El escándalo no tardó en producirse. En una sociedad hipersensibilizada con el esclavismo, los métodos de Lesseps para construir el canal resultaban intolerables. Inglaterra, por supuesto, aprovechó la ocasión. Tenía la excusa perfecta para suspender las obras del canal. En 1864 el sultán otomano, presionado por Inglaterra, ordenó a Ismail Pachá, sucesor del fallecido Said, retirar a todos los obreros del istmo.
Sin dinero para contratar trabajadores, Lesseps no tuvo más remedio que paralizar las obras. El francés recurrió de nuevo al emperador Napoleón III, que esta vez sí le atendió. Intervino como juez y decidió que el virrey egipcio debía cumplir lo estipulado en el contrato. O cedía la mano de obra necesaria o debía compensar económicamente a la compañía.

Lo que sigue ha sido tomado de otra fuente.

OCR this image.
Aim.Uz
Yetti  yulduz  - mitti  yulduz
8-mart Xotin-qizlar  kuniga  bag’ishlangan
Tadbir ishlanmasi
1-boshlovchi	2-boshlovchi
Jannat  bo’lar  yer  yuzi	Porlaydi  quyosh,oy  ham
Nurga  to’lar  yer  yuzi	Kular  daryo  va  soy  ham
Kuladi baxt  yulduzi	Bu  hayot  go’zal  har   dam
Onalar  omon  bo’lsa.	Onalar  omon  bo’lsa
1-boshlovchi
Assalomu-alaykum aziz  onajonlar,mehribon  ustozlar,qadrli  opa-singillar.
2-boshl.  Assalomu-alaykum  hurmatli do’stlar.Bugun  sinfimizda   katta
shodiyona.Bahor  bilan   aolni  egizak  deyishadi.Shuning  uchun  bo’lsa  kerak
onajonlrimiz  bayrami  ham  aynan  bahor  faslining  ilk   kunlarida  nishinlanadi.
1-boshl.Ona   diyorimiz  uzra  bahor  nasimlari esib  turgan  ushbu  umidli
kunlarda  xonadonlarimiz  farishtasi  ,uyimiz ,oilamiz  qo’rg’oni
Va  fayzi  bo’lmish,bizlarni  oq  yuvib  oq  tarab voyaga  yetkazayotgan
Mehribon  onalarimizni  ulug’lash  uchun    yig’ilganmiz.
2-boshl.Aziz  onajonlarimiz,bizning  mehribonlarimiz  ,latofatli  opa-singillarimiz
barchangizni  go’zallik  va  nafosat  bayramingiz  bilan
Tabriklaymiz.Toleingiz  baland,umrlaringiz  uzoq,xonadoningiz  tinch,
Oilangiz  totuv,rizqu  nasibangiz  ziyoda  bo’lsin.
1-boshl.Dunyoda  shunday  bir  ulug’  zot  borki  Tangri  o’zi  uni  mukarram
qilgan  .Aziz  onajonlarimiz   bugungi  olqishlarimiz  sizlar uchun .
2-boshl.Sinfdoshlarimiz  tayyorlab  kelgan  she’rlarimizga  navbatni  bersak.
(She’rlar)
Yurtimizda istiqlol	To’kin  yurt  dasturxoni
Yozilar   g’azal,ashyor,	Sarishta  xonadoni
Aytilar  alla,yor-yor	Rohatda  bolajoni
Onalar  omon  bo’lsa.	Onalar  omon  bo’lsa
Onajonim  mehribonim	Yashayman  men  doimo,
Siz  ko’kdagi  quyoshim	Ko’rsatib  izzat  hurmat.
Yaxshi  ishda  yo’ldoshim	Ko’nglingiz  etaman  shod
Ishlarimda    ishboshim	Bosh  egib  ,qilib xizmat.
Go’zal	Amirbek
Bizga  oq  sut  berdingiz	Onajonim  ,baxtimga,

Para ello, Ismail Pachá tuvo que pedir préstamos a los bancos europeos, lo que hundió definitivamente al país. Con el capital obtenido, Lesseps compró la maquinaria pesada que antes le faltaba y contrató mano de obra cualificada. El avance fue espectacular. Tanto que hasta Inglaterra terminó por ceder.
Dos años después de la reanudación, Lesseps recibió el permiso oficial del sultán de Turquía. La culminación del canal era solo cuestión de tiempo. En agosto de 1869 las aguas del mar Rojo se encontraron por primera vez con las del Mediterráneo. Tres meses más tarde se inauguraba de forma oficial.
Al cabo de seis años ocurrió lo inevitable: Egipto se enfrentaba a la bancarrota. Ismail Pachá no tuvo más remedio que poner a la venta sus participaciones en el canal.
En una rápida maniobra, el primer ministro británico Benjamin Disraeli adquirió las acciones. Una vez en su poder le mandó un mensaje a la reina Victoria con las siguientes palabras: "Lo tiene, Majestad". Inglaterra era por fin dueña de la mitad del canal. A pesar de conflictos posteriores, el canal, aunque abierto a todas las naciones, era virtualmente una posesión británica.